Richard Sandiford richard.sandiford@arm.com
Tue Apr 21 18:46:26 GMT 2020


David Malcolm <dmalcolm@redhat.com> writes:
> On Tue, 2020-04-21 at 15:04 +0100, Richard Sandiford wrote:
>> Qing Zhao via Gcc-patches <gcc-patches@gcc.gnu.org> writes:
>> > Hi,
>> > 
>> > Please take a look at the attached patch and let me know your
>> > comments.
>> > 
>> > Thanks.
>> > 
>> > Qing
>> 
>> Acting as a reviewer of last resort since this isn't really my area,
>
> Sorry; life has been crazy lately.

NP, just thought I'd better justify treading in this area. :-)

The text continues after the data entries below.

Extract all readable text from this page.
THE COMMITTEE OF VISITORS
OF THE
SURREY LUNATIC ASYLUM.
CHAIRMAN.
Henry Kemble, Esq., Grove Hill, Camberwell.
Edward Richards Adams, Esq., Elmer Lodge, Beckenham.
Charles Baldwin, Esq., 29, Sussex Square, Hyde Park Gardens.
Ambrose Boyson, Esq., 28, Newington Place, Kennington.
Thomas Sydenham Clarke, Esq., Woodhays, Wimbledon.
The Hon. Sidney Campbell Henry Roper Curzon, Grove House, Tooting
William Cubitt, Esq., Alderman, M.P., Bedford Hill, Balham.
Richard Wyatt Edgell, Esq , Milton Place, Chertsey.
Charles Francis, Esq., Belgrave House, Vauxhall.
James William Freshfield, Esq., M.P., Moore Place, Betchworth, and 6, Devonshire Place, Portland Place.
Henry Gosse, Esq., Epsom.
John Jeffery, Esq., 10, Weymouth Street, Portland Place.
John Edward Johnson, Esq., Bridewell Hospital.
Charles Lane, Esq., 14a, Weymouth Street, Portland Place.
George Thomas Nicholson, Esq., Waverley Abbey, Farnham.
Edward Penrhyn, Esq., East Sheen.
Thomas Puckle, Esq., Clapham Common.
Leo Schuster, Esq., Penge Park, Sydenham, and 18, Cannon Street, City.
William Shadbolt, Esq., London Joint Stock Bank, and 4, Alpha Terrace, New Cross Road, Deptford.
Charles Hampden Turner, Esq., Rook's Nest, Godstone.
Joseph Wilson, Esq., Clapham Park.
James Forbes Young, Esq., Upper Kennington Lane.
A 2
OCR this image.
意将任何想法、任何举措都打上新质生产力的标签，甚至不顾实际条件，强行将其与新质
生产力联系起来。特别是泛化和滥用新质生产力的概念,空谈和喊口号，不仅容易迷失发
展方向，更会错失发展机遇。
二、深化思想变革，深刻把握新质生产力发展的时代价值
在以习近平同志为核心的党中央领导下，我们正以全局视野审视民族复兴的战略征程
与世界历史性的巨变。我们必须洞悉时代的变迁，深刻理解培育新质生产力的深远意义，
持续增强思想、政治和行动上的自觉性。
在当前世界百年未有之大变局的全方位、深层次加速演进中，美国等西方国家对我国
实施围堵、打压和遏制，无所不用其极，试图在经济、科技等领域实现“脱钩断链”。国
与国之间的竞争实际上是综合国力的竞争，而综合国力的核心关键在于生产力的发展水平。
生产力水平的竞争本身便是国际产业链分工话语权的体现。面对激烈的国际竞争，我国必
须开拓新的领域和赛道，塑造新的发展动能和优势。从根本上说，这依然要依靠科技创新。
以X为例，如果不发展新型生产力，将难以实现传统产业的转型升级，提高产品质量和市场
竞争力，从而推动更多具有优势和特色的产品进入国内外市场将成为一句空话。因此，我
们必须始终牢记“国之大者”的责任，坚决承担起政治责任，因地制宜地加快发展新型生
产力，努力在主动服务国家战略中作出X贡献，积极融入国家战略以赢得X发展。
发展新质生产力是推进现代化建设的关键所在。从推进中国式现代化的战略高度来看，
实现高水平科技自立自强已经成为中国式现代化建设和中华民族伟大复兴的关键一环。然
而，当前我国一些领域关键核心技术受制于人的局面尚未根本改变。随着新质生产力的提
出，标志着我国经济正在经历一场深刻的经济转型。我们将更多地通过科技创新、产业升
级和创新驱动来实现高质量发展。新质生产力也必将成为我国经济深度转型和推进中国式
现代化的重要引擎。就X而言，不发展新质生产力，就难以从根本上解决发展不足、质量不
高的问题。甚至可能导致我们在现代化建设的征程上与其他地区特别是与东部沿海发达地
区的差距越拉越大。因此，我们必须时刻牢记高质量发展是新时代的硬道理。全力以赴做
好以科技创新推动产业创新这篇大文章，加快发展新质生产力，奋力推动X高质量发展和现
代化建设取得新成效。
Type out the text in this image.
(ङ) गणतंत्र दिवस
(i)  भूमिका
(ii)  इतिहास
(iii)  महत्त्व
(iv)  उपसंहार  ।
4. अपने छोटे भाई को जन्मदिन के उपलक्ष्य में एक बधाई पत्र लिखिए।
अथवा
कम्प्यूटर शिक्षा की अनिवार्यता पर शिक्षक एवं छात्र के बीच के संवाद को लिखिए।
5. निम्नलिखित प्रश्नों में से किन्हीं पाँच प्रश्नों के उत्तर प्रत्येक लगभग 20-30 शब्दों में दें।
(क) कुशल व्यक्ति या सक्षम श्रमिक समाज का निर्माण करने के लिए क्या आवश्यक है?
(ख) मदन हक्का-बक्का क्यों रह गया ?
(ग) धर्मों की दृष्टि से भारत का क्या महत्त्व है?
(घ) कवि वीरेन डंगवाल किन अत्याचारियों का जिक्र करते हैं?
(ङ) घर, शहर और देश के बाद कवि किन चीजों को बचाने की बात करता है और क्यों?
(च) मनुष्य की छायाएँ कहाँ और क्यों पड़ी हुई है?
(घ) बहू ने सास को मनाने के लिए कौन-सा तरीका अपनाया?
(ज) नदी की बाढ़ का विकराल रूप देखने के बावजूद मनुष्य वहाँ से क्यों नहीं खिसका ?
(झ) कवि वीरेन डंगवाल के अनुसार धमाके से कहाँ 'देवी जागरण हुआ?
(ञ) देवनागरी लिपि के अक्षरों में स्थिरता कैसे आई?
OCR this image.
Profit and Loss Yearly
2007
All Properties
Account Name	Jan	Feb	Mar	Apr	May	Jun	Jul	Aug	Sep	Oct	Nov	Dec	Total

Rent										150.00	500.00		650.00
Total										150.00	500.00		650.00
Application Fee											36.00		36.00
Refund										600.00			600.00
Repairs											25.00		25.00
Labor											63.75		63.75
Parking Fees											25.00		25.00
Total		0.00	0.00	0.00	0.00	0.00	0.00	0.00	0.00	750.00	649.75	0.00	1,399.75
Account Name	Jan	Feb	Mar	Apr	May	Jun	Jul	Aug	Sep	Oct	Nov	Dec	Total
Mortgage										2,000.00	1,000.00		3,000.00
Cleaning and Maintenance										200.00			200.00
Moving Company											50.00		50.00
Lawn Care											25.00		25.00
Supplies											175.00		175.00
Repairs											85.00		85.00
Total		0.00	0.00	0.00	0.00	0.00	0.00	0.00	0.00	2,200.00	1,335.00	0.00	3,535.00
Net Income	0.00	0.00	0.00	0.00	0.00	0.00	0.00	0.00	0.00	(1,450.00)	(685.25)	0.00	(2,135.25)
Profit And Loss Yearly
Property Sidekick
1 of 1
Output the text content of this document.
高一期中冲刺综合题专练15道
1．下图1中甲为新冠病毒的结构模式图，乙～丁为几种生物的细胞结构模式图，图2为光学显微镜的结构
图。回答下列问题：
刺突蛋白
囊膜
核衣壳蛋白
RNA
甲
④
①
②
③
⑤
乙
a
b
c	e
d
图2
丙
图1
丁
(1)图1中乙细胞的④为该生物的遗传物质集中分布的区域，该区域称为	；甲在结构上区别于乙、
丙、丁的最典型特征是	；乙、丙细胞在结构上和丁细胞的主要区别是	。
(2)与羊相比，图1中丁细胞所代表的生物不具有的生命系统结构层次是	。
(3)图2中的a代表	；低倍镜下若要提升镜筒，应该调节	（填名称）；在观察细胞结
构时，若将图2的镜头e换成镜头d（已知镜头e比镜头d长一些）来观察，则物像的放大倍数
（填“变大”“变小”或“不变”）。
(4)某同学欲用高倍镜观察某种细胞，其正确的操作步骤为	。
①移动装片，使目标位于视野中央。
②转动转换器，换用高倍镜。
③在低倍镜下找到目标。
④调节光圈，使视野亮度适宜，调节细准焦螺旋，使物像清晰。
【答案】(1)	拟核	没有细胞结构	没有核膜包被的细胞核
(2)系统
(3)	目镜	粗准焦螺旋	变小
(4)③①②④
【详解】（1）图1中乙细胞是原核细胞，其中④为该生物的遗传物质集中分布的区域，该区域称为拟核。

>> but FWIW, I agree losing column tracking at the current limit is a
>> genuine regression and should be fixed for GCC 10.
>
> Is this a regression in GCC 10 though?  I think this has been the case
> since GCC 6 onwards.

Agree it's not a regression in GCC 10, but it still seems fair game
as a regression in general.

>> > gcc/ChangeLog:
>> > 
>> > 2020-04-03  qing zhao  <qing.zhao@oracle.com>
>> > 
>> 
>> Please add:
>> 
>> 	PR c/94230
>> 
>> > 	* common.opt: Add -flocation-ranges.
>> > 	* doc/invoke.texi: Document it.
>> > 	* toplev.c (process_options): set line_table-
>> > >default_range_bits
>> > 	to 0 when flag_location_ranges is false. 
>> 
>> I think it would be worth adding a hint to use the new option to
>> get_visual_column, when warning about column tracking being disabled.
>> This should probably be a second inform(), immediately after the
>> current one.
>> 
>> > @@ -14151,6 +14151,13 @@ This option may be useful in conjunction
>> > with the @option{-B} or
>> >  perform additional processing of the program source between
>> >  normal preprocessing and compilation.
>> > 
>> > +@item -flocation-ranges
>> > +@opindex flocation-ranges
>> 
>> Normally the documented option should be the non-default one,
>> so -fno-... in this case.
>> 
>> > +Enable range tracking when recording source locations.
>> > +By default, GCC enables range tracking when recording source
>> > locations.
>> > +If disable range tracking by -fno-location-ranges, more location
>> > space
>> > +will be saved for column tracking.
>> 
>> My understanding is that the patch doesn't actually disable location-
>> range
>> tracking, but simply uses a less efficient form for *all* ranges,
>> rather
>> than only using the less efficient form for ranges that aren't "caret
>> at
>> start, length < 64 chars".
>
> Indeed.
>
>> I know you're simply following the suggestion in the PR, sorry,
>
> Sorry.  I did put a caveat on the suggestion FWIW.
>
>> but I wonder if the option should instead be:
>> 
>> -flarge-source-files
>> 
>> since that seems like a more user-facing concept.  The option would
>> tell GCC that the source files are likely to be very large and that
>> GCC should adapt accordingly.  In particular, the option makes GCC
>> cope with more source lines at the expense of slowing down
>> compilation
>> and using more memory.
>
> Another approach would be to go lower-level and introduce a param for
> this; something like "--param location-range-bits" defaulting to 5; the
> user can set it to 0 to disable the range-bit optimization to deal with
> bigger files, and it allows for experimentation without rebuilding the
> compiler.
>
> Again, I don't know if this is a good idea; I'm thinking aloud; I'm not
> sure what the best direction here is.

The reason I like the -flarge-source-files (suggestion for better
names welcome) is that the user is giving user-level information and
letting the compiler decide how to deal with that.  What the option
actually does can change with the implementation as necessary.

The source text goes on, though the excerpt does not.